My Future Duchess

301 1 0
                                    

(つ≧▽≦)つ Happy Reading (つ≧▽≦)つ

Jika suasana hati Alara sudah lebih tenang maka gantian. Sekarang, suasana hati Raphael lah yang kacau. Wajahnya kembali memerah, bahkan jantungnya pun ikut berdebar dengan kencang kembali.

Ia akhirnya mengangkat tangannya dan menggunakan tangannya untuk menutup wajah Alara yang saat ini sedang berbinar karena senang.

"Apa-apaan?!" protes Alara.

"Diam," balas Raphael.

Ini di luar dugaan Raphael. Padahal kedatangan ia kemari karena ia ingin berbicara banyak hal pada Alara tetapi setelah ia bertemu dengan gadis itu, seluruh pikirannya menjadi begitu kacau. Ini tidak baik untuk kesehatan jantungnya.

Alara pun hanya bisa terdiam. Ia tidak ingin banyak protes, bisa-bisa kepalanya melayang kalau ia melakukan hal itu.

Sudah tiga menit berlalu dan akhirnya Raphael melepas tangannya dari wajah Alara. Meski wajahnya masih memerah. Alara yang menyadari hal itu membelakkan matanya terkejut, "Raphael! Kau demam?"

Gadis itu mengangkat tangannya dan mengecek suhu badan Raphael dari kening pria itu. Raphael hanya bisa diam saja karena ia sudah tidak sanggup mengeluarkan kata-kata lagi.

"Tuan, ini sudah waktunya. Anda tidak bisa meninggalkan kediaman dalam waktu yang lama," sahut Xavier yang tiba-tiba muncul dari arah belakang Alara.

Alara menolehkan kepalanya ke arah sumber suara itu lalu memalingkan wajahnya kembali ke arah Raphael, pria itu menganggukkan kepalanya.

"Dimana kotak tadi?" tanya Raphael.

"Saya sudah menitipkannya pada Uskup Agung," jawab Xavier dan Raphael kembali menganggukkan kepalanya.

"Kerja bagus," ucap Raphael pada Xavier. Raphael kemudian memalingkan wajahnya pada Alara kembali dan menepuk kepala gadis itu dengan lembut, "Jika aku ada waktu, aku pasti akan kembali mengunjungimu di sini."

Alara hanya bisa menganggukkan kepalanya saja sebagai respon. Raphael tersenyum, "Sampai jumpa lagi, My Future Duchess."

Pria itu membungkukkan tubuhnya pada Alara dan mengambil tangan kanan milik gadis itu lalu mengecupnya. Setelah melakukan itu, ia segera pergi dengan Xavier yang mengawalnya dari belakang.

Alara terdiam.

Terdiam.

Masih terdiam.

*Duar

Itu adalah ledakan jantungnya yang tidak bisa ia tahan kembali. Kupu-kupu mulai berterbangan di perutnya. Tentu Alara tidak bisa tidak mengakui bahwa Gio yang memiliki wujud asli dengan identitas sebagai Raphael De Velland memiliki wajah tampan sekelas idol yang ia sukai saat di Dunia Manusia.

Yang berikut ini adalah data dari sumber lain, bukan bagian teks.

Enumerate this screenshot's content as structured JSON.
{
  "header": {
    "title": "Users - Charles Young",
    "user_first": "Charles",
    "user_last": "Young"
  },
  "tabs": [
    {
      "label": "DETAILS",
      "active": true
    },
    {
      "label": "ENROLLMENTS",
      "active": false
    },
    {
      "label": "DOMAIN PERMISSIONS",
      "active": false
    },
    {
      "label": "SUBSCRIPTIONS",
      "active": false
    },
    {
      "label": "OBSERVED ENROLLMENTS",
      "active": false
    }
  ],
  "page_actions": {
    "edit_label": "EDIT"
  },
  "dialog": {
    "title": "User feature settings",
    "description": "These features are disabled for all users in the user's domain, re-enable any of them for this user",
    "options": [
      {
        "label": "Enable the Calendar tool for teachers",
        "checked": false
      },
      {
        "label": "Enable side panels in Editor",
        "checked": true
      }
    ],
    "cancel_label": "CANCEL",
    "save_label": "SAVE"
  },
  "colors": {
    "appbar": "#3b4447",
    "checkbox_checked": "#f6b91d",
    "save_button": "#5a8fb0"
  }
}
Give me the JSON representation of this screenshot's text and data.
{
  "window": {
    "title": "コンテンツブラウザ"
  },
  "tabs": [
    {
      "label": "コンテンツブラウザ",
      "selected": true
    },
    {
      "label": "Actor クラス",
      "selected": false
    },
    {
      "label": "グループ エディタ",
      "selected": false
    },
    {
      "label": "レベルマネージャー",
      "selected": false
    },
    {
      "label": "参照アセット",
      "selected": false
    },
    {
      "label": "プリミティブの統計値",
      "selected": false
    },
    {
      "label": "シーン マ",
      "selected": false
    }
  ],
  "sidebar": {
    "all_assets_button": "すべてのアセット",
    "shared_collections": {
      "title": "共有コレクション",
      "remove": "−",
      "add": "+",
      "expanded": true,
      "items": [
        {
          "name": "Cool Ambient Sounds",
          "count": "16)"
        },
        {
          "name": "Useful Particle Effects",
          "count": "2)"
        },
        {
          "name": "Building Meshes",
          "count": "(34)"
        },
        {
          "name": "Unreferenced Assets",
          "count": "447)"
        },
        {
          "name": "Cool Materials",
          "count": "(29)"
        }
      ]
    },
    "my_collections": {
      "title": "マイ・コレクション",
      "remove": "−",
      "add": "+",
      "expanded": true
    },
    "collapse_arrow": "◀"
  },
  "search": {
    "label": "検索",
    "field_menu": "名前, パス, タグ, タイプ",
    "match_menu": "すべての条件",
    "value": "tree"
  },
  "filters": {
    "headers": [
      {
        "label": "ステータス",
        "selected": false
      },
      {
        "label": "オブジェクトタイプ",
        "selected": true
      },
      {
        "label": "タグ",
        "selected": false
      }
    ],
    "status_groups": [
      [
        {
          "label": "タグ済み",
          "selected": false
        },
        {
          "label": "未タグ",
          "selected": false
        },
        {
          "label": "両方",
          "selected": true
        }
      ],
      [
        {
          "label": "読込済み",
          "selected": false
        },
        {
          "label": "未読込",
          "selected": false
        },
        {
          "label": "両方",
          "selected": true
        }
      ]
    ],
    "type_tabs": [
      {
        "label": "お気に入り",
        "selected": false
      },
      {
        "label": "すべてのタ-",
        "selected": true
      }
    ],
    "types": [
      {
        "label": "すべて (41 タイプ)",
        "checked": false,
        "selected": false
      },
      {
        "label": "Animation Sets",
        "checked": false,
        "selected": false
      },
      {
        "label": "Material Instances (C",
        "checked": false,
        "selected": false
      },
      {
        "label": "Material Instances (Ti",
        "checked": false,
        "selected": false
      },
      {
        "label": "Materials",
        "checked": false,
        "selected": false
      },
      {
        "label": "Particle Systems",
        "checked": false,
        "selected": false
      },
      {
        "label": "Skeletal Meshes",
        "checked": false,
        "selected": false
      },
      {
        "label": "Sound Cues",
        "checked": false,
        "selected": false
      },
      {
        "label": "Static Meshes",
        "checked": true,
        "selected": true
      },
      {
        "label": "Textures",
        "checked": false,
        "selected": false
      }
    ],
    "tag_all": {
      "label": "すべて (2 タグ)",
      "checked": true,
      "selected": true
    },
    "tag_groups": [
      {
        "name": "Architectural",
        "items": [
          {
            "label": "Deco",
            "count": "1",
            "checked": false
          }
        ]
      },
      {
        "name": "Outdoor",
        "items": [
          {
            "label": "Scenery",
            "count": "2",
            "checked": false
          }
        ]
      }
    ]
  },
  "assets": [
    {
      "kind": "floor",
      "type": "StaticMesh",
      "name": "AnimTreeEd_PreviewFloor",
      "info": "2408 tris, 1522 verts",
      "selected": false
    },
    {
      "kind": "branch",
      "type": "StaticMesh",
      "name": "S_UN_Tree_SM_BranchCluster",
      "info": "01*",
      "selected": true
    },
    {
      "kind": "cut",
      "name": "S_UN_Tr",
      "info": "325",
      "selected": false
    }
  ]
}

'Apa perasaan seperti ini normal?' batin Alara. Gadis itu kemudian menggelengkan kepalanya, "Kalau tidak normal, aku harus menghapus perasaan ini secepatnya."

"Aku tidak pantas untuk pria seperti Raphael."

"Tidak."

"Aku bahkan tidak pantas untuk dimiliki siapapun."

"Apa yang harus kulakukan?"

Sungguh, Alara tidak menyukai ini. Ia tidak menyukai saat di mana inner child-nya kembali dan membuat dirinya kehilangan arah. Tanpa Alara sadari bahkan air matanya mulai keluar dan menetes, "Kenapa aku seperti ini?"

Saat ini, matahari sudah mulai terbenam kembali. Setelah puas menangis di halaman belakang kuil tadi, Alara menghabiskan waktunya di perpustakaan kuil. Ia membaca beberapa buku yang menceritakan sejarah Kekaisaran Erde.